Cascade of Auras: Belisar has surrounded himself with the powers of providence, with his wife, twin children and his ward (the son and heir of King Orso) all having powerful auras overlapping around him. While this gives him incredible protection from assassins and misfortune... the costs are perhaps far too high, for the auras corrupt and influence his mind like any other non-god splinter. His wife's aura of superiority creates artificial feelings of jealously in Belisar towards his wife for no reason. His children's auras of appeasement warp his mind towards excessive leniency and laxness towards his children - the primary source of his blindness towards their warped minds and disturbed actions. Even his ward, the shy and weak-willed Prince Icaeas, a mere political tool can warp Belisar's mind accidentally with his aura of benevolence, bestowing feelings of empathy and guilt in Belisar artificially, feelings of regrets and guilt towards enemies that he (being near sociopathic) would otherwise never feel. Icaeas' aura in particular above all else unsettles Belisar, and because of this tries to avoid actually interacting with his own ward - often restricting his access to certain parts of the palace Belisar often frequents, and burdening Icaeas' with a rigid schedule and curfews. In contrast, he ignores his children's corruptive influence over him to his own peril.
Dishonourable: While Celeasans may see him as a visionary that will reclaim their people's lost glory and the Syrovigocs are bound to him due to a combination of respect for his ideals and ambitions as well as their own pragmaticism, the rest of the world have a notably different look on things.

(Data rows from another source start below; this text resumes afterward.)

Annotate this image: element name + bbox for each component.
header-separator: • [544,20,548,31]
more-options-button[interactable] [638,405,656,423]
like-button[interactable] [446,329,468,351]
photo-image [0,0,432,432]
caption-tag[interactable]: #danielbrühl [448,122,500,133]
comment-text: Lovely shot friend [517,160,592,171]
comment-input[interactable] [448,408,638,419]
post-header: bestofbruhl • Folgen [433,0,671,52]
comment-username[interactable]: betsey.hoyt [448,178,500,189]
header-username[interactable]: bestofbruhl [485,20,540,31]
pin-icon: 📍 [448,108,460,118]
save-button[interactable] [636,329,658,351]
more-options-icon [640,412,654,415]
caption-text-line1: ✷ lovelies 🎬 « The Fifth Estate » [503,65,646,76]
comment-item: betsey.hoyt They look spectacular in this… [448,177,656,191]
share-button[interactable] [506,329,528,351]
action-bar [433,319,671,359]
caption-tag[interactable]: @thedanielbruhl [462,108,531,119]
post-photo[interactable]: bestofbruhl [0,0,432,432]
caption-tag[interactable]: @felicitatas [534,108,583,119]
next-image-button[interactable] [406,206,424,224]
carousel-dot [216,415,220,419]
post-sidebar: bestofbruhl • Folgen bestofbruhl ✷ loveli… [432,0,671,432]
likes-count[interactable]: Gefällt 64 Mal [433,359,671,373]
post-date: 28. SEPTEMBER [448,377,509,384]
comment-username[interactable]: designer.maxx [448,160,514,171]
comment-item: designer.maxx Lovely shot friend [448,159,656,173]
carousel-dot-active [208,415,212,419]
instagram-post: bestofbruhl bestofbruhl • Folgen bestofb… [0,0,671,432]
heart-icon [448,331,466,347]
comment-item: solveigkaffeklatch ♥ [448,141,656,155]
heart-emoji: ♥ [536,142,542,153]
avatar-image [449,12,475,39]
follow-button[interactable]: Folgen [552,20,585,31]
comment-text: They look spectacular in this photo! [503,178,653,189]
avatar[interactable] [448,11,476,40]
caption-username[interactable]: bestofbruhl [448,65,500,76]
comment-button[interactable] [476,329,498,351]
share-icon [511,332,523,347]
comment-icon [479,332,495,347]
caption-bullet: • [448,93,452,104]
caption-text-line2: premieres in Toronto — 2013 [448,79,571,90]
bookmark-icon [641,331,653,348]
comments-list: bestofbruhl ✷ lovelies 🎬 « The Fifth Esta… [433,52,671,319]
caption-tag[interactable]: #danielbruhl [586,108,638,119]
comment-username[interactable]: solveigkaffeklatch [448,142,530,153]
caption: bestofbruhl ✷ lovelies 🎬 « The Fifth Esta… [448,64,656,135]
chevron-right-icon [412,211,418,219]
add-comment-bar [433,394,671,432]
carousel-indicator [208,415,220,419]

Belisar may be a 'strongman' in the political arena, but his methods of ruthless and pragmatic Machiavellianism and scheming and general avoidance of muscle flexing competitions and one on one duels of honour in exchange for having people off’ed in secret with poisons and arrows disgust many a barbarian. Even sects of Tautoms warriors look at Belisar as a dishonourable 'milksop'. While Belisar may be an intimidating figure, he lacks the hyper-masculinity necessary to truly be respected by the people of this post-Celeasan world, and is far too prideful and stubborn to adapt.